Initially, the EEOC dismissed the complaint for what it deemed a "lack of evidence," despite the fact that the district ignored Liberty Institute's open-records request for its documents concerning Tutka.

But in a rare reversal, the commission re-opened the case in June 2013. Typically, says EEOC spokeswoman Christine Nazer, re-openings are "made based on the evidence provided by the employee and any additional evidence uncovered by the commission."

On Dec. 15, 2014, after extensively interviewing Tutka and school district employees and reviewing the documents the school hadn't made available to Sasser and his team, the EEOC made its decision: The Philipsburg School District had indeed "discriminated against (Tutka) on the basis on religion and retaliation."
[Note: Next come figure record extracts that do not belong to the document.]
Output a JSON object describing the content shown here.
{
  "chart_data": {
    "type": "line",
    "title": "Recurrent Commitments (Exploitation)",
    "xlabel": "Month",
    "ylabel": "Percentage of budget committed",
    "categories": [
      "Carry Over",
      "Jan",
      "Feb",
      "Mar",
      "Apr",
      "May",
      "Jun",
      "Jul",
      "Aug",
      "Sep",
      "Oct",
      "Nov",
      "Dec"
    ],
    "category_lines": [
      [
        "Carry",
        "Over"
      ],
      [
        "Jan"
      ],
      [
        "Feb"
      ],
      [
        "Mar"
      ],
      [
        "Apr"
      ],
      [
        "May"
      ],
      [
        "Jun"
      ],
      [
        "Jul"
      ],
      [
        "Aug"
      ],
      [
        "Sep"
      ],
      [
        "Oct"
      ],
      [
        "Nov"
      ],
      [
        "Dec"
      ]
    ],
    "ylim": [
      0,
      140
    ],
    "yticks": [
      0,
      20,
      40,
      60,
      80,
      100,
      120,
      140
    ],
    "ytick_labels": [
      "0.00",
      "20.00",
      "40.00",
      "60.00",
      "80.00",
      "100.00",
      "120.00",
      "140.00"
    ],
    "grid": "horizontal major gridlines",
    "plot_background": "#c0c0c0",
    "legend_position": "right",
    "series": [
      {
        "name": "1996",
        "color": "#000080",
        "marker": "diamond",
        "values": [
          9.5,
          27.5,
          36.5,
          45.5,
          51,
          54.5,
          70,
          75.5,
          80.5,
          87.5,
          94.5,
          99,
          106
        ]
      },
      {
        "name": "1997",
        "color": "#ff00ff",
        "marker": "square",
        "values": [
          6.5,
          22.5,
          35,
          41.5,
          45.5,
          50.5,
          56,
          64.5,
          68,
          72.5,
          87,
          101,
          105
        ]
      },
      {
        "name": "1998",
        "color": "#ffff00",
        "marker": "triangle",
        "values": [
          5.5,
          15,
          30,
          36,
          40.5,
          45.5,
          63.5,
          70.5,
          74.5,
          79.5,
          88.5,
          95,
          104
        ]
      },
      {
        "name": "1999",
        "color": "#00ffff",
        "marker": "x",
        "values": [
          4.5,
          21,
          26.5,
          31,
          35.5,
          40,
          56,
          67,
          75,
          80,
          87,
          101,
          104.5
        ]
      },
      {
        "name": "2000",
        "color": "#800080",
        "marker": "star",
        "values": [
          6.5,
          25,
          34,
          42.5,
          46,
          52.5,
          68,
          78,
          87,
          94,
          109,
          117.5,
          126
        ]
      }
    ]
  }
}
Though the commission recommended that the district pay Tutka $14,000 in restitution and implement additional employee training, Philipsburg has yet to rehire the 61-year-old or decide if it will appeal or settle the case.

Matthew Dowd, a member of Tutka's legal team at the Washington, D.C., law firm Wiley Rein, tells Citizen the First Amendment doesn't forbid teachers from answering religious questions. "Students are naturally curious about all subjects," he says, "and teachers must have the freedom to respond to academic inquiries without fear of termination."

Now that commission officially agrees, Sasser says people of faith in similar situations can know "that the EEOC is going to take religious liberty claims seriously—they're going to do serious investigation and call it like they see it."

That's good news for Tutka, who's more interested in "serving the community by being a substitute teacher" than being a household name.

"Walt has great respect for authority, peers and everyone around him," Sasser says. "For him to be have been treated this way simply for handing a Bible to a student was totally ridiculous."